How To Use CPT Code 65435

CPT 65435 describes the procedure for the removal of the corneal epithelium, with or without chemocauterization. This article will cover the description, official details, procedure, qualifying circumstances, appropriate usage, documentation requirements, billing guidelines, historical information and billing examples.

1. What is CPT Code 65435?

CPT 65435 is used to describe the removal of the corneal epithelium, which is the squamous epithelial tissue that covers the front part of the eye. This procedure may involve the use of abrasion or curettage, and it may or may not include chemocauterization. The purpose of this procedure is to remove an injured or damaged epithelial layer from the cornea.

2. Official Description

The official description of CPT code 65435 is: ‘Removal of corneal epithelium; with or without chemocauterization (abrasion, curettage).’ It is important to note that this code should not be reported in conjunction with code 0402T.

3. Procedure

  1. During the procedure, the healthcare provider prepares the patient and administers anesthesia.
  2. The provider then separates the corneal epithelium from the surrounding structures.
  3. Using a curette, the provider scrapes the epithelial layer from the anterior limiting lamina of the cornea.
  4. If necessary, the provider may apply a chemical substance using a cautery to destroy any underlying viable tissue.
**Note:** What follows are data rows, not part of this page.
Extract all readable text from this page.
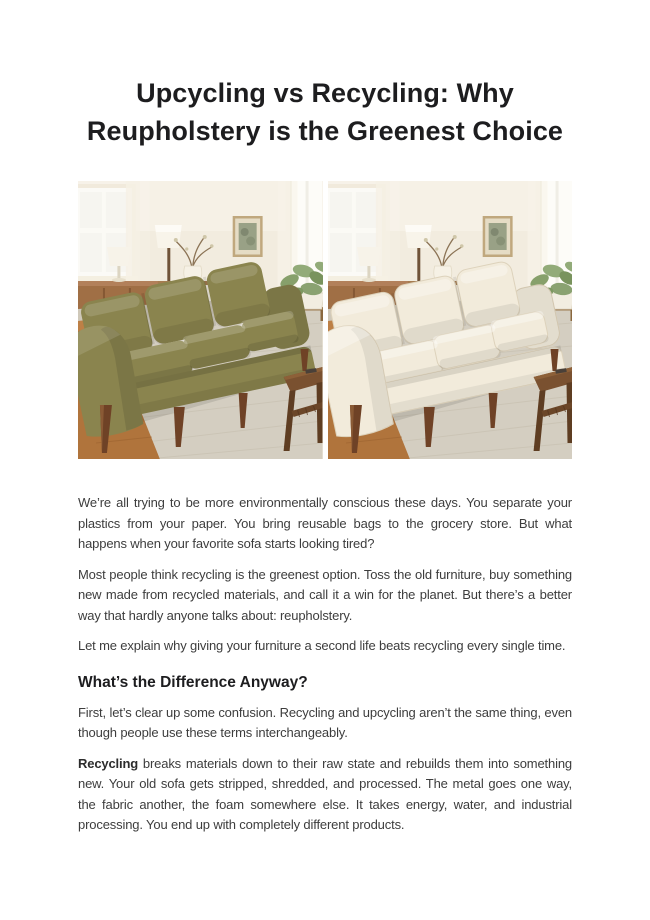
Upcycling vs Recycling: Why
Reupholstery is the Greenest Choice

We’re all trying to be more environmentally conscious these days. You separate your plastics from your paper. You bring reusable bags to the grocery store. But what happens when your favorite sofa starts looking tired?

Most people think recycling is the greenest option. Toss the old furniture, buy something new made from recycled materials, and call it a win for the planet. But there’s a better way that hardly anyone talks about: reupholstery.

Let me explain why giving your furniture a second life beats recycling every single time.

What’s the Difference Anyway?

First, let’s clear up some confusion. Recycling and upcycling aren’t the same thing, even though people use these terms interchangeably.

Recycling breaks materials down to their raw state and rebuilds them into something new. Your old sofa gets stripped, shredded, and processed. The metal goes one way, the fabric another, the foam somewhere else. It takes energy, water, and industrial processing. You end up with completely different products.
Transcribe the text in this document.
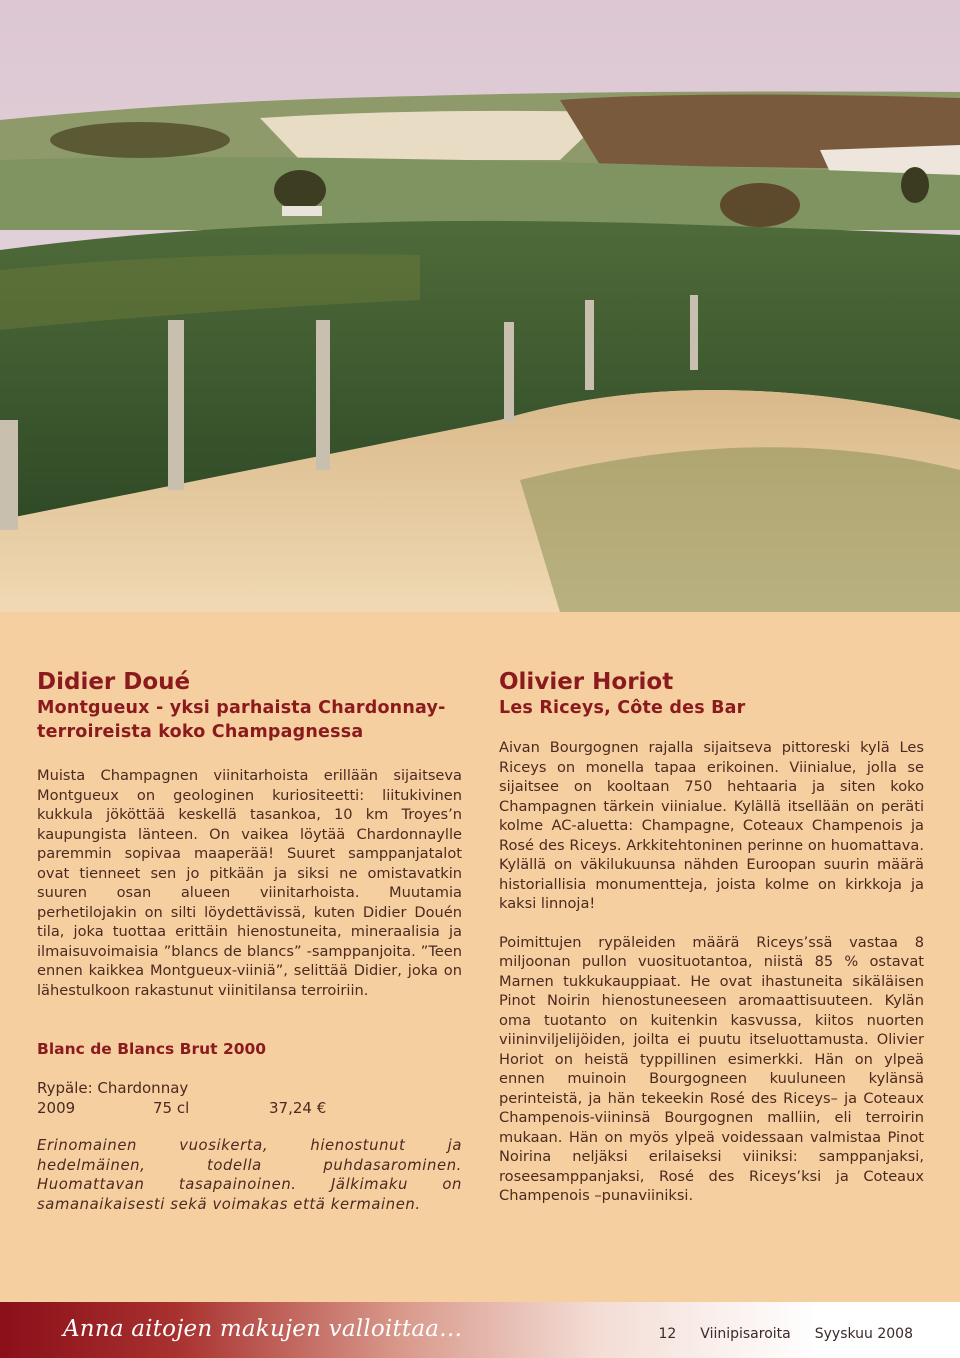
Didier Doué
Montgueux - yksi parhaista Chardonnay-terroireista koko Champagnessa

Muista Champagnen viinitarhoista erillään sijaitseva Montgueux on geologinen kuriositeetti: liitukivinen kukkula jököttää keskellä tasankoa, 10 km Troyes’n kaupungista länteen. On vaikea löytää Chardonnaylle paremmin sopivaa maaperää! Suuret samppanjatalot ovat tienneet sen jo pitkään ja siksi ne omistavatkin suuren osan alueen viinitarhoista. Muutamia perhetilojakin on silti löydettävissä, kuten Didier Douén tila, joka tuottaa erittäin hienostuneita, mineraalisia ja ilmaisuvoimaisia ”blancs de blancs” -samppanjoita. ”Teen ennen kaikkea Montgueux-viiniä”, selittää Didier, joka on lähestulkoon rakastunut viinitilansa terroiriin.

Blanc de Blancs Brut 2000
Rypäle: Chardonnay
2009	75 cl	37,24 €

Erinomainen vuosikerta, hienostunut ja hedelmäinen, todella puhdasarominen. Huomattavan tasapainoinen. Jälkimaku on samanaikaisesti sekä voimakas että kermainen.

Olivier Horiot
Les Riceys, Côte des Bar

Aivan Bourgognen rajalla sijaitseva pittoreski kylä Les Riceys on monella tapaa erikoinen. Viinialue, jolla se sijaitsee on kooltaan 750 hehtaaria ja siten koko Champagnen tärkein viinialue. Kylällä itsellään on peräti kolme AC-aluetta: Champagne, Coteaux Champenois ja Rosé des Riceys. Arkkitehtoninen perinne on huomattava. Kylällä on väkilukuunsa nähden Euroopan suurin määrä historiallisia monumentteja, joista kolme on kirkkoja ja kaksi linnoja!

Poimittujen rypäleiden määrä Riceys’ssä vastaa 8 miljoonan pullon vuosituotantoa, niistä 85 % ostavat Marnen tukkukauppiaat. He ovat ihastuneita sikäläisen Pinot Noirin hienostuneeseen aromaattisuuteen. Kylän oma tuotanto on kuitenkin kasvussa, kiitos nuorten viininviljelijöiden, joilta ei puutu itseluottamusta. Olivier Horiot on heistä typpillinen esimerkki. Hän on ylpeä ennen muinoin Bourgogneen kuuluneen kylänsä perinteistä, ja hän tekeekin Rosé des Riceys– ja Coteaux Champenois-viininsä Bourgognen malliin, eli terroirin mukaan. Hän on myös ylpeä voidessaan valmistaa Pinot Noirina neljäksi erilaiseksi viiniksi: samppanjaksi, roseesamppanjaksi, Rosé des Riceys’ksi ja Coteaux Champenois –punaviiniksi.

Anna aitojen makujen valloittaa…	12 Viinipisaroita Syyskuu 2008
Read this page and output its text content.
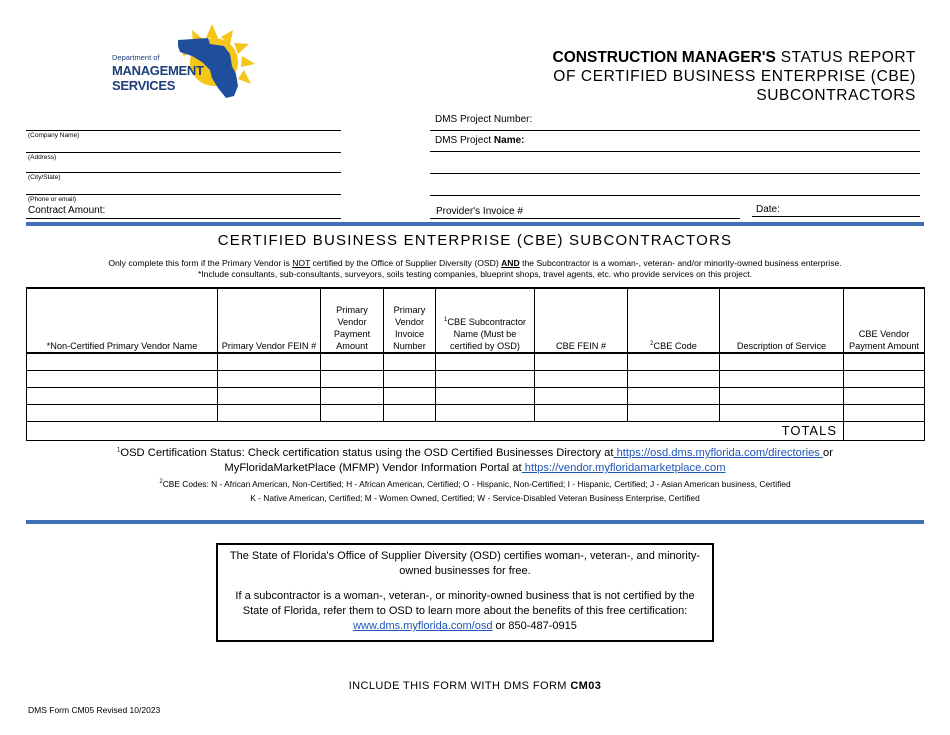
Department of
MANAGEMENT
SERVICES
CONSTRUCTION MANAGER'S STATUS REPORT
OF CERTIFIED BUSINESS ENTERPRISE (CBE)
SUBCONTRACTORS
(Company Name)
(Address)
(City/State)
(Phone or email)
Contract Amount:
DMS Project Number:
DMS Project Name:
Provider's Invoice #	Date:
CERTIFIED BUSINESS ENTERPRISE (CBE) SUBCONTRACTORS
Only complete this form if the Primary Vendor is NOT certified by the Office of Supplier Diversity (OSD) AND the Subcontractor is a woman-, veteran- and/or minority-owned business enterprise.
*Include consultants, sub-consultants, surveyors, soils testing companies, blueprint shops, travel agents, etc. who provide services on this project.
*Non-Certified Primary Vendor Name	Primary Vendor FEIN #	Primary Vendor Payment Amount	Primary Vendor Invoice Number	$^1$CBE Subcontractor Name (Must be certified by OSD)	CBE FEIN #	$^2$CBE Code	Description of Service	CBE Vendor Payment Amount

TOTALS								
$^1$OSD Certification Status: Check certification status using the OSD Certified Businesses Directory at https://osd.dms.myflorida.com/directories or
MyFloridaMarketPlace (MFMP) Vendor Information Portal at https://vendor.myfloridamarketplace.com
$^2$CBE Codes: N - African American, Non-Certified; H - African American, Certified; O - Hispanic, Non-Certified; I - Hispanic, Certified; J - Asian American business, Certified
K - Native American, Certified; M - Women Owned, Certified; W - Service-Disabled Veteran Business Enterprise, Certified
The State of Florida's Office of Supplier Diversity (OSD) certifies woman-, veteran-, and minority-owned businesses for free.
If a subcontractor is a woman-, veteran-, or minority-owned business that is not certified by the State of Florida, refer them to OSD to learn more about the benefits of this free certification:
www.dms.myflorida.com/osd or 850-487-0915
INCLUDE THIS FORM WITH DMS FORM CM03
DMS Form CM05 Revised 10/2023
4. Qualifying circumstances

CPT 65435 is performed when there is a need to remove the corneal epithelium due to injury or damage. The procedure is typically carried out by a healthcare provider who is trained in ophthalmology or a related field. It is important to note that the corneal epithelium removal may or may not involve chemocauterization, depending on the specific circumstances of the patient’s condition.

5. When to use CPT code 65435

CPT code 65435 should be used when the healthcare provider performs the removal of the corneal epithelium, with or without chemocauterization. It is important to accurately document the details of the procedure to support the use of this code.

6. Documentation requirements

To support a claim for CPT 65435, the healthcare provider must document the following information:

  • Patient’s diagnosis or reason for the corneal epithelium removal
  • Details of the procedure, including whether chemocauterization was performed
  • Date of the procedure
  • Any additional relevant information or complications

7. Billing guidelines

When billing for CPT 65435, it is important to ensure that the procedure was performed by a qualified healthcare provider and that the documentation supports the use of this code. It should not be reported in conjunction with code 0402T. Additionally, it is important to follow any specific guidelines provided by the payer or coding guidelines.

8. Historical information

CPT code 65435 was added to the Current Procedural Terminology system on January 1, 1990. There have been no updates or changes to this code since its addition.

9. Examples

  1. A patient presents with a corneal abrasion, and the healthcare provider performs the removal of the corneal epithelium using curettage.
  2. A patient has a corneal ulcer, and the healthcare provider performs the removal of the corneal epithelium with chemocauterization.
  3. A patient has a corneal foreign body, and the healthcare provider performs the removal of the corneal epithelium without chemocauterization.
  4. A patient has a corneal lesion, and the healthcare provider performs the removal of the corneal epithelium with the application of a chelating agent.
  5. A patient has a corneal injury, and the healthcare provider performs the removal of the corneal epithelium with chemocauterization.